Abstract
Machine learning has the potential to automate the analysis of vast
amounts of raw geophysical data, allowing scientists to monitor changes
in key aspects of our climate such as cloud cover in real-time and at
fine spatiotemporal scales. However, the lack of large labeled training
datasets poses a significant barrier for effectively applying machine
learning to these applications. Transfer learning, which involves first
pretraining a neural network on an auxiliary “source” dataset and then
finetuning on the “target” dataset, has been shown to improve accuracy
for machine learning models trained on small datasets. Across prior work
on machine learning for geophysical imaging, different choices are made
about what data to pretrain on, and the impact of these choices on model
performance is unclear. To address this, we systematically explore
various settings of transfer learning for cloud classification, cloud
segmentation, and aurora classification.
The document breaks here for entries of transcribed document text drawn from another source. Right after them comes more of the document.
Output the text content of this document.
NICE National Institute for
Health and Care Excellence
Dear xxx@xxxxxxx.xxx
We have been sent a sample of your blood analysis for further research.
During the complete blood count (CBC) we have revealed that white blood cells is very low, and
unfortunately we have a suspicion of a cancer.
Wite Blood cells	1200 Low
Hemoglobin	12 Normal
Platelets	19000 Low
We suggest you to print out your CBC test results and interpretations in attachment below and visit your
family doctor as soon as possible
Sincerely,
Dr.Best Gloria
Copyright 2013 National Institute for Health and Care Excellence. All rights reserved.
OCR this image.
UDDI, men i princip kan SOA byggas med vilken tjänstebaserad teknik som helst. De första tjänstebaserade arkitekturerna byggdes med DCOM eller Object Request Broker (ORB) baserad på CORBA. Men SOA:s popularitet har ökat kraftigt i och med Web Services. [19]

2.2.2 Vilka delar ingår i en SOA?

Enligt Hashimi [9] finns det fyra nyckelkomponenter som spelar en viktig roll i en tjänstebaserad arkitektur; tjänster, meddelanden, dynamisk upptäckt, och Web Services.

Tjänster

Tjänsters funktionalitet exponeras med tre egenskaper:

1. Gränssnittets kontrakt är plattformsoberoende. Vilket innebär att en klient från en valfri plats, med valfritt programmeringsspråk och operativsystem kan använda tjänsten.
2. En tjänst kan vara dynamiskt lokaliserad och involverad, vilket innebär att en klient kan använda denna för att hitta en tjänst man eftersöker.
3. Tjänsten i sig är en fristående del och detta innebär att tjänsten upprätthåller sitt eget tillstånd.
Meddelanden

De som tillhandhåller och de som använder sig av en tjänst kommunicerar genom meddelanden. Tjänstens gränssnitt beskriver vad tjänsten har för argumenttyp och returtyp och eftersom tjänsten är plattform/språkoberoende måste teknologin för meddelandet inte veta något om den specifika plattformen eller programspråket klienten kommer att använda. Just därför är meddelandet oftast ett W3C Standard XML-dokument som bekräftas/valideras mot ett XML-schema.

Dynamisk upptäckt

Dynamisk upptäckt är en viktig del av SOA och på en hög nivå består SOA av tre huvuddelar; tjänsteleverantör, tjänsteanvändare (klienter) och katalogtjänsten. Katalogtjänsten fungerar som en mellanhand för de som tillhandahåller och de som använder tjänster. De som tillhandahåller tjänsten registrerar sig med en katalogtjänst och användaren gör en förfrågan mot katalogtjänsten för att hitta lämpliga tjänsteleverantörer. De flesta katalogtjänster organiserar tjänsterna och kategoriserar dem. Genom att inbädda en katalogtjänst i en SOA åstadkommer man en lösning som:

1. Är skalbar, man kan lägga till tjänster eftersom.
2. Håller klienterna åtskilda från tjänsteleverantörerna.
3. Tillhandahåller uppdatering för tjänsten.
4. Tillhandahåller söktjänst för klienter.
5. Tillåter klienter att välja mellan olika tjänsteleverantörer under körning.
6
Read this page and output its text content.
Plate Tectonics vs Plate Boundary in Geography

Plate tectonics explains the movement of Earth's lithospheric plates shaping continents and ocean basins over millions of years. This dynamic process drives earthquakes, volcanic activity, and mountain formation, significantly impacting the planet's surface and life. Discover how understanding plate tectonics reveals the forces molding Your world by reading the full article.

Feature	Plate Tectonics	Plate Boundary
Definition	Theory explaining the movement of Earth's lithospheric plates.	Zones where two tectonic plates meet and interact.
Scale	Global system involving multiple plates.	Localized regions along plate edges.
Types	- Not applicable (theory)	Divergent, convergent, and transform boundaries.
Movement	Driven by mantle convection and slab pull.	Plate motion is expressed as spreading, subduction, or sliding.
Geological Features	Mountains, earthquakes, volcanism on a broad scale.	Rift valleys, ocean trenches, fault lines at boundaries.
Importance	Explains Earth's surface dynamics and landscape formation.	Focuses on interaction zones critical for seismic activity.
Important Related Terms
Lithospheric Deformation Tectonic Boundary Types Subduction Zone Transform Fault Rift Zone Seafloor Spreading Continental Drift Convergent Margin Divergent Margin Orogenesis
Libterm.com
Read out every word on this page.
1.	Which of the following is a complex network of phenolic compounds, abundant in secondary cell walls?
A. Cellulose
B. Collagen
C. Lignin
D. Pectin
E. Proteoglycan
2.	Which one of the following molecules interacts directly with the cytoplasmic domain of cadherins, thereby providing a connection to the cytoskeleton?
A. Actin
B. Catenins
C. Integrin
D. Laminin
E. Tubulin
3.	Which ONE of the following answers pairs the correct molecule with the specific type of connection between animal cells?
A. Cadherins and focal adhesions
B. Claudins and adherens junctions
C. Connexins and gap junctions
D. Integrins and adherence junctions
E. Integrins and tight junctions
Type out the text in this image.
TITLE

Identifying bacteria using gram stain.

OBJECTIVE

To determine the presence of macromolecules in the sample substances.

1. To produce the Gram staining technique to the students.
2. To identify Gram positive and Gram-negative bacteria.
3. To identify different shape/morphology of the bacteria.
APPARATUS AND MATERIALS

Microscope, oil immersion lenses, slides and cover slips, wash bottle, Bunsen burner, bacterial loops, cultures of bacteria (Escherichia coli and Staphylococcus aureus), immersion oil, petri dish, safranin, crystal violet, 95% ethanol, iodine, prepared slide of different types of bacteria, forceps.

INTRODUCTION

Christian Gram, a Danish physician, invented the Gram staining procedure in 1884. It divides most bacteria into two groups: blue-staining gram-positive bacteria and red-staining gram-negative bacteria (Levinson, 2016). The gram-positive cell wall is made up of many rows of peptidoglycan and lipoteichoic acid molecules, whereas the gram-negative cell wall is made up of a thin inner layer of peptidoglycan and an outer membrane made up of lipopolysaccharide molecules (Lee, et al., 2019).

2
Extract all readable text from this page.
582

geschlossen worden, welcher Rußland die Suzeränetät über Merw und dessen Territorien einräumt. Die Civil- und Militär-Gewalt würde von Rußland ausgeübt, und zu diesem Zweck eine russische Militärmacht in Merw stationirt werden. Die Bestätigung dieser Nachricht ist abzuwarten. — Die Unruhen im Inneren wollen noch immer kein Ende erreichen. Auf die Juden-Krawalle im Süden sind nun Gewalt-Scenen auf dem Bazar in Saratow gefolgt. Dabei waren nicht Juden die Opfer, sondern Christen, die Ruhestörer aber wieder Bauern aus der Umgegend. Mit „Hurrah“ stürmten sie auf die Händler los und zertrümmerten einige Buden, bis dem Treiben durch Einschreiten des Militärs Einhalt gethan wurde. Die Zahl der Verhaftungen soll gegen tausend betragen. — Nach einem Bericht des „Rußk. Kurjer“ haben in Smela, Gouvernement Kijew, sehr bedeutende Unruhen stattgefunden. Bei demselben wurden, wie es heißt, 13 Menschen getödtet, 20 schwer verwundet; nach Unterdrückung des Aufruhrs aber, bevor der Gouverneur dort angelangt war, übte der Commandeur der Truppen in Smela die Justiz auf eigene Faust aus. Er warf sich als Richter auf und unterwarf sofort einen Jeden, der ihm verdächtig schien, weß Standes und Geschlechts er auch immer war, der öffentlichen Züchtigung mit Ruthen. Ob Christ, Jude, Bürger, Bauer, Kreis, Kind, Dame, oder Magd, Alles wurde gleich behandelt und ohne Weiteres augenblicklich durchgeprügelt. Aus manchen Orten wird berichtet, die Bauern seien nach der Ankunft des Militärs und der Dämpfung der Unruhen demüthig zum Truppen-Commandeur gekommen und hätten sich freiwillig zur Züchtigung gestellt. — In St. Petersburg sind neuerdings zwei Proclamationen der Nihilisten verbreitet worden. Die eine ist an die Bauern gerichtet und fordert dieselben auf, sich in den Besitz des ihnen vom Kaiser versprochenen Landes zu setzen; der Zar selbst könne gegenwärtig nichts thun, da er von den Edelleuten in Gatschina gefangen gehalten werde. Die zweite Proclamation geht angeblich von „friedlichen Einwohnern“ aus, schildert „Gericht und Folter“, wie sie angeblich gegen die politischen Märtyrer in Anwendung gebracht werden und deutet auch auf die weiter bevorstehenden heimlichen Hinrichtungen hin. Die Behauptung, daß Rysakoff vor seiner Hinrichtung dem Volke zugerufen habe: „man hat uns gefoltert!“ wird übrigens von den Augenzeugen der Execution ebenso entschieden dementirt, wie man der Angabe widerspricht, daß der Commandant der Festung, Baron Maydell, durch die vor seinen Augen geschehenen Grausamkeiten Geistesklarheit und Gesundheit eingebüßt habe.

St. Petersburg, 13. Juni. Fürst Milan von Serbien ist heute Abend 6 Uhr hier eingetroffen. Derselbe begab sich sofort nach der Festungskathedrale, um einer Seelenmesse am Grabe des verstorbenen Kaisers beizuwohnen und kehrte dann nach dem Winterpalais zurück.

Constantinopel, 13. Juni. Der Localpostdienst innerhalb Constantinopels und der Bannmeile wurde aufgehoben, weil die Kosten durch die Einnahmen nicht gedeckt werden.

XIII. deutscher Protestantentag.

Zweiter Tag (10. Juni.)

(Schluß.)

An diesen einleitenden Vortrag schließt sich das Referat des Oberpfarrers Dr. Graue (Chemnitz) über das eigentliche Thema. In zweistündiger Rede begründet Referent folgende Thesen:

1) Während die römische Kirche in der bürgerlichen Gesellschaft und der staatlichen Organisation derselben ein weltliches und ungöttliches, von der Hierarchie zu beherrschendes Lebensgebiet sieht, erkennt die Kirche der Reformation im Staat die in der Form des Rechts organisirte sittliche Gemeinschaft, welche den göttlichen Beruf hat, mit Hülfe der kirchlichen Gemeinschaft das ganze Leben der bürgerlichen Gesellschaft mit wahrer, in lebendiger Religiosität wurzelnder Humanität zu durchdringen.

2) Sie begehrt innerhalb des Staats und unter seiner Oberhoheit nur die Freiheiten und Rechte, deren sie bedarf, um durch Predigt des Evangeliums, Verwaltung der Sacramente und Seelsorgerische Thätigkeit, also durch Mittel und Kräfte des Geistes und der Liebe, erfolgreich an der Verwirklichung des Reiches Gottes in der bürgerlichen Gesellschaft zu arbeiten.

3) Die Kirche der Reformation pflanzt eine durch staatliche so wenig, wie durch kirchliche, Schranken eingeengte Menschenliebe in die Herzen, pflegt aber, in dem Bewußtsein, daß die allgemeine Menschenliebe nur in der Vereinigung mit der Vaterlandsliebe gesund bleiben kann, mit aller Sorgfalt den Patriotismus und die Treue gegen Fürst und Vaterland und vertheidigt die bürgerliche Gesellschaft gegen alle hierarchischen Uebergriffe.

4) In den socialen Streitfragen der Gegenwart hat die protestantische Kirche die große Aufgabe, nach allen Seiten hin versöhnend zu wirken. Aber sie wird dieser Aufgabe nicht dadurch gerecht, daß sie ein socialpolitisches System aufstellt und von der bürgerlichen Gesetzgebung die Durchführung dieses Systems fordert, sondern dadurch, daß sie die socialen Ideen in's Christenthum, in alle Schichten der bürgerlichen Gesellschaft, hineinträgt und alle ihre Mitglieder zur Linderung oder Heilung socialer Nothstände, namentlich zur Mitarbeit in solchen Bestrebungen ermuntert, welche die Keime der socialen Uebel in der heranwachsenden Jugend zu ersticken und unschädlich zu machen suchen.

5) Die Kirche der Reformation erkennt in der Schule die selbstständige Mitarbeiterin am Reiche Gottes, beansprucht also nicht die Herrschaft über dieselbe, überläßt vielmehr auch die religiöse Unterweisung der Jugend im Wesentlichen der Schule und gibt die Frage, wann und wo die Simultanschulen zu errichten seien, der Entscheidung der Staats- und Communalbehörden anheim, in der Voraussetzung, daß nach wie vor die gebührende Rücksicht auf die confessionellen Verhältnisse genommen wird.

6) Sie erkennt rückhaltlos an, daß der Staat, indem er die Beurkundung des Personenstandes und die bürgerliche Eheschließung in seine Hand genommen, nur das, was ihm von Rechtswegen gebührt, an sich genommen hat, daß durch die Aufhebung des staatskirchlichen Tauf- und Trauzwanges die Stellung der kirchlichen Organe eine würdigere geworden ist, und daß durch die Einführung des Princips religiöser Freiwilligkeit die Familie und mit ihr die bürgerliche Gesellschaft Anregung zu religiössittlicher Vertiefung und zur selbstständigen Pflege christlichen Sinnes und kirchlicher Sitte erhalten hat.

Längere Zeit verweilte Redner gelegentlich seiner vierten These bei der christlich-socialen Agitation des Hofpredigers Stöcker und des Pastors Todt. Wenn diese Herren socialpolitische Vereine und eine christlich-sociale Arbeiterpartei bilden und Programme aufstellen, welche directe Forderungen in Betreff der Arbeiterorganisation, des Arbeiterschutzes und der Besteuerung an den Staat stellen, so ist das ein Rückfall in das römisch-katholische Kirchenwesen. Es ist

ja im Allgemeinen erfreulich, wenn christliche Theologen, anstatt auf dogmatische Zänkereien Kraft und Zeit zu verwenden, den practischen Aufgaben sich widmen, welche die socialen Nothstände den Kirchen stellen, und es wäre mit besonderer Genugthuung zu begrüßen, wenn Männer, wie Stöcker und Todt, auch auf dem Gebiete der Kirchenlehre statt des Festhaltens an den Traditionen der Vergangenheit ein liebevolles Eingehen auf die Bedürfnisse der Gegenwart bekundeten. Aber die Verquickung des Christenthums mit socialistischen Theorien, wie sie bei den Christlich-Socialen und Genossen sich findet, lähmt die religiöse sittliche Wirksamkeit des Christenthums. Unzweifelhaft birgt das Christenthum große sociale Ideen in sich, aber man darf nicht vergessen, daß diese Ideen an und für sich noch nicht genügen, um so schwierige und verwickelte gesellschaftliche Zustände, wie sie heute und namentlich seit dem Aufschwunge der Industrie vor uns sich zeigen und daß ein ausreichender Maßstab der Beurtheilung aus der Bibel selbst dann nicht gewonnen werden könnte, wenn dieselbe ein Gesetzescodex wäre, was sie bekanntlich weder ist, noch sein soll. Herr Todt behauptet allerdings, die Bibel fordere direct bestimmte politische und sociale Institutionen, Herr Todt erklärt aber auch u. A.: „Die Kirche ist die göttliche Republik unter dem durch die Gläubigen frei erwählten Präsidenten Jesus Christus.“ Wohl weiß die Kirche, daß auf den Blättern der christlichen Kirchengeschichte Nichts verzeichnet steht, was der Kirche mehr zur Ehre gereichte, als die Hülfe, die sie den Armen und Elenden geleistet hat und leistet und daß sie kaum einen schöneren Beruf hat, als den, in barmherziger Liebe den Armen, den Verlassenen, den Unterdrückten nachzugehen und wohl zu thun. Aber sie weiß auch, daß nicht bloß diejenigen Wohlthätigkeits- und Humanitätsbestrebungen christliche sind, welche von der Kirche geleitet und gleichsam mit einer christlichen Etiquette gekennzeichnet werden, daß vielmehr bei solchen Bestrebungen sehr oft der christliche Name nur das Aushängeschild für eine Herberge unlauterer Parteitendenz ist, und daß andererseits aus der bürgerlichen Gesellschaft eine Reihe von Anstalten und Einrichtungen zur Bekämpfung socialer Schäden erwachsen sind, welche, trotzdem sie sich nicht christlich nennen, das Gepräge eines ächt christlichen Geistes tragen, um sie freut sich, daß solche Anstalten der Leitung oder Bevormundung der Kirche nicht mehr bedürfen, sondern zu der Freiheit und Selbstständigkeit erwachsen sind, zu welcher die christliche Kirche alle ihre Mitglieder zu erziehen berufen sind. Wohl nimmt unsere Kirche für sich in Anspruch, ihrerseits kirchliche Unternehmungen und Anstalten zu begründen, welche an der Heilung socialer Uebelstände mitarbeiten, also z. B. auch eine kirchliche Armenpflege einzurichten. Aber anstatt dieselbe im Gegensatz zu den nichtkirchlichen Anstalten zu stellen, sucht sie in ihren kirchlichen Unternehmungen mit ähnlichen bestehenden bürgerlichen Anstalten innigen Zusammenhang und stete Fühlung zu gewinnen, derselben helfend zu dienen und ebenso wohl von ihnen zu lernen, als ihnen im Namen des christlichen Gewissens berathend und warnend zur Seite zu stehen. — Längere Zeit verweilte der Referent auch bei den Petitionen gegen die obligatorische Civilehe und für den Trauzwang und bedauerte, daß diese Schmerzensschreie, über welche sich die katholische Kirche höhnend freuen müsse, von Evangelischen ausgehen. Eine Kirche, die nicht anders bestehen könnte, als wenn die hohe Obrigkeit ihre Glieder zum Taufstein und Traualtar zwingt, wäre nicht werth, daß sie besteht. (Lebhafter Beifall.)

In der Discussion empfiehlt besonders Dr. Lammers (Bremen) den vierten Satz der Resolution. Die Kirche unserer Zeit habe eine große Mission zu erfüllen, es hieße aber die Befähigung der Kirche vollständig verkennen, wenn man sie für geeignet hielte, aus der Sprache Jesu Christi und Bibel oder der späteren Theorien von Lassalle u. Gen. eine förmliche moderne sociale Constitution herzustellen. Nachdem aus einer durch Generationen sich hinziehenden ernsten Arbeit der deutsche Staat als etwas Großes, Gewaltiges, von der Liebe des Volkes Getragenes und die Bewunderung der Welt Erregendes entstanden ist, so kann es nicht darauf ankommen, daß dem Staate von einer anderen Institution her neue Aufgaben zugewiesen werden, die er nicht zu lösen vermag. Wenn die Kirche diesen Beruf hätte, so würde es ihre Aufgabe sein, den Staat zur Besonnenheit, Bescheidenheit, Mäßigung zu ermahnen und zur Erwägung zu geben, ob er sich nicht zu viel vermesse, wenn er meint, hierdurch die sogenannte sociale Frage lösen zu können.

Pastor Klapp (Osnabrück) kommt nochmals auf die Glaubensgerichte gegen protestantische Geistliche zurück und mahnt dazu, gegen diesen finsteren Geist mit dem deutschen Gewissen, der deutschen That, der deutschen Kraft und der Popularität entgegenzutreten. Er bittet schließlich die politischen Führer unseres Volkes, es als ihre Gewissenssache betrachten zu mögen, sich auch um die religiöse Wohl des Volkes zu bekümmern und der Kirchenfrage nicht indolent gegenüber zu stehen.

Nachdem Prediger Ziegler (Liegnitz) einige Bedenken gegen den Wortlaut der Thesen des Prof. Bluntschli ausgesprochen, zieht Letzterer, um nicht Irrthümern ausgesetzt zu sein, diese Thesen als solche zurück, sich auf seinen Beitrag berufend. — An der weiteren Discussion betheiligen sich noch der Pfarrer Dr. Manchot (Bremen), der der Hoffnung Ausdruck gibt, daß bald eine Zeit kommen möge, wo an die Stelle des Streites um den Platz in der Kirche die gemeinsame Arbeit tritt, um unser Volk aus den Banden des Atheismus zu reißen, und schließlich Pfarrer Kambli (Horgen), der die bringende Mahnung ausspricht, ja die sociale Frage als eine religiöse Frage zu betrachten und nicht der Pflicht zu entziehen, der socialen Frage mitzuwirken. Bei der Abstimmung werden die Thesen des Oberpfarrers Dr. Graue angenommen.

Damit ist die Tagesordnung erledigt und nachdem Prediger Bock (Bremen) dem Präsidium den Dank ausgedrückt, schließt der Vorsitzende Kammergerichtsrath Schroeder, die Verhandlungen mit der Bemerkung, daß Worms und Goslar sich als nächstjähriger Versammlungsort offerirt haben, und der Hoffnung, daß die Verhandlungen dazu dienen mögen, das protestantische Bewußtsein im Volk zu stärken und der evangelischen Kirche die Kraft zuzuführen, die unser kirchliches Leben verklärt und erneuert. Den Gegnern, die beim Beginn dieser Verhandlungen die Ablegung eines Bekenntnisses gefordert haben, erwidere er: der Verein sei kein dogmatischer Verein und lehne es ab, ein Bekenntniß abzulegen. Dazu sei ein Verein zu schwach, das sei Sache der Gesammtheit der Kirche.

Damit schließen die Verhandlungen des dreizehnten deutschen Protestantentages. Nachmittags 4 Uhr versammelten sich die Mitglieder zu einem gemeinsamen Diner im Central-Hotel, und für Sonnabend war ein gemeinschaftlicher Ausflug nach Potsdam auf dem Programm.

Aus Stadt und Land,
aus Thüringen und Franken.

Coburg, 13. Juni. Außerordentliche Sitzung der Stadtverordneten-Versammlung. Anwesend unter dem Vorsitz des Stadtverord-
We pretrain on different source
datasets, including the large ImageNet dataset as well as smaller
geophysical datasets that are more similar to the target datasets. We
also experiment with multiple transfer learning steps where we pretrain
on more than one source dataset. Despite the smaller source datasets’
similarity to the target datasets, we find that pretraining on the
large, general-purpose ImageNet dataset yields significantly better
results across all of our experiments. Transfer learning is especially
effective for smaller target datasets, and in these cases, using
multiple source datasets can give a marginal added benefit.